Writer and comedian Celey Schumer on being a woman in comedy. (Photo: Celey Schumer)
Being an awkward, chubby kid is tough. Being the female version of that kid is tougher. Growing up as one of those kids, I, like so many of us, instinctually felt the need to be the “funny one.” For those of you who never struggled to fit into Abercrombie shorts or spent four years behind spectacularly unflattering spectacles, it all starts somewhere around age 11, and I think at its heart is a way of justifying your inclusion in the crowd. “I may not be the cutest, but dang it, I’ll be the funniest.”

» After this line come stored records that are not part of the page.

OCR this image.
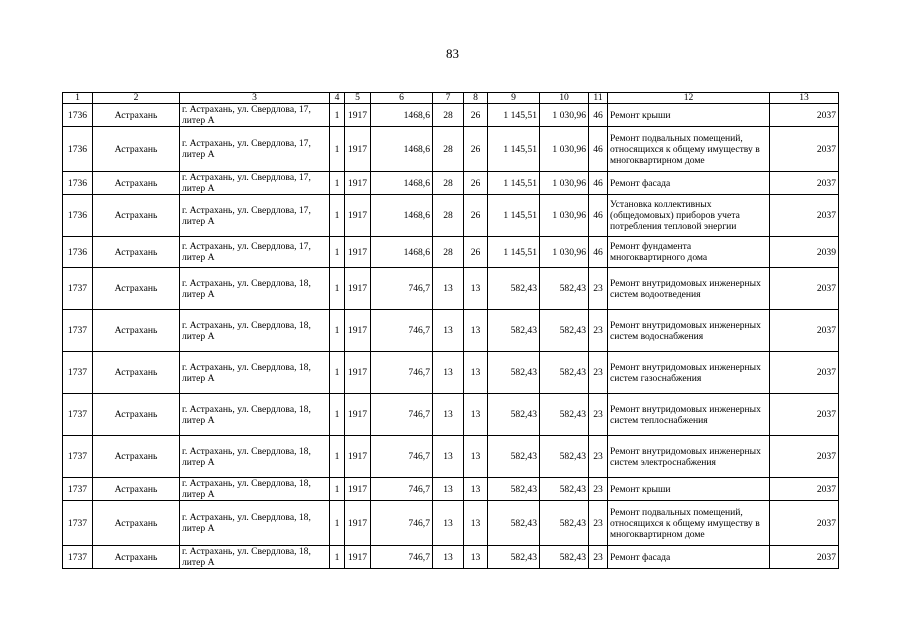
83
1	2	3	4	5	6	7	8	9	10	11	12	13
1736	Астрахань	г. Астрахань, ул. Свердлова, 17, литер А	1	1917	1468,6	28	26	1 145,51	1 030,96	46	Ремонт крыши	2037
1736	Астрахань	г. Астрахань, ул. Свердлова, 17, литер А	1	1917	1468,6	28	26	1 145,51	1 030,96	46	Ремонт подвальных помещений, относящихся к общему имуществу в многоквартирном доме	2037
1736	Астрахань	г. Астрахань, ул. Свердлова, 17, литер А	1	1917	1468,6	28	26	1 145,51	1 030,96	46	Ремонт фасада	2037
1736	Астрахань	г. Астрахань, ул. Свердлова, 17, литер А	1	1917	1468,6	28	26	1 145,51	1 030,96	46	Установка коллективных (общедомовых) приборов учета потребления тепловой энергии	2037
1736	Астрахань	г. Астрахань, ул. Свердлова, 17, литер А	1	1917	1468,6	28	26	1 145,51	1 030,96	46	Ремонт фундамента многоквартирного дома	2039
1737	Астрахань	г. Астрахань, ул. Свердлова, 18, литер А	1	1917	746,7	13	13	582,43	582,43	23	Ремонт внутридомовых инженерных систем водоотведения	2037
1737	Астрахань	г. Астрахань, ул. Свердлова, 18, литер А	1	1917	746,7	13	13	582,43	582,43	23	Ремонт внутридомовых инженерных систем водоснабжения	2037
1737	Астрахань	г. Астрахань, ул. Свердлова, 18, литер А	1	1917	746,7	13	13	582,43	582,43	23	Ремонт внутридомовых инженерных систем газоснабжения	2037
1737	Астрахань	г. Астрахань, ул. Свердлова, 18, литер А	1	1917	746,7	13	13	582,43	582,43	23	Ремонт внутридомовых инженерных систем теплоснабжения	2037
1737	Астрахань	г. Астрахань, ул. Свердлова, 18, литер А	1	1917	746,7	13	13	582,43	582,43	23	Ремонт внутридомовых инженерных систем электроснабжения	2037
1737	Астрахань	г. Астрахань, ул. Свердлова, 18, литер А	1	1917	746,7	13	13	582,43	582,43	23	Ремонт крыши	2037
1737	Астрахань	г. Астрахань, ул. Свердлова, 18, литер А	1	1917	746,7	13	13	582,43	582,43	23	Ремонт подвальных помещений, относящихся к общему имуществу в многоквартирном доме	2037
1737	Астрахань	г. Астрахань, ул. Свердлова, 18, литер А	1	1917	746,7	13	13	582,43	582,43	23	Ремонт фасада	2037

As that uncomfortable teen, making people laugh was how I got in the door. I’m sure my parents’ pool helped, but constant jokery was how I made friends, how I related to people, how I (subconsciously) defined my self-worth. As an almost-grown-up, this is still largely true. My sense of humor — and my ability to make people, a person, a room, a stuffy cocktail party laugh — is a damn big chunk of who I actually am. (That high: It’s real, and it’s spectacular.)
Today, I am an actress and a comedian and every casting director’s quintessential “sarcastic best friend.” I’m not mad about it. It started as a way to prove I deserved to hang with the Cool Kids (I have no idea how I befriended the Cool Kids … sarcasm probably). But being a comedian has become my greatest source of empowerment. I am a woman in comedy, and at the moment, there is nowhere else I’d rather be.
What stands out about comedy is that when you drill down to its core, only one thing matters: Can you get laughs? If so, it doesn’t matter who you are and what you look like. (Yes, I know of course it maaaatteeerrrs, but particularly in improv and standup, it matters just a bit less.) And that nugget of freedom, that pinch of meritocracy, makes it a heck of a lot easier than being a lady in comedy than anywhere else in the entertainment industry. It also, for me at least, makes comedy validating as hell.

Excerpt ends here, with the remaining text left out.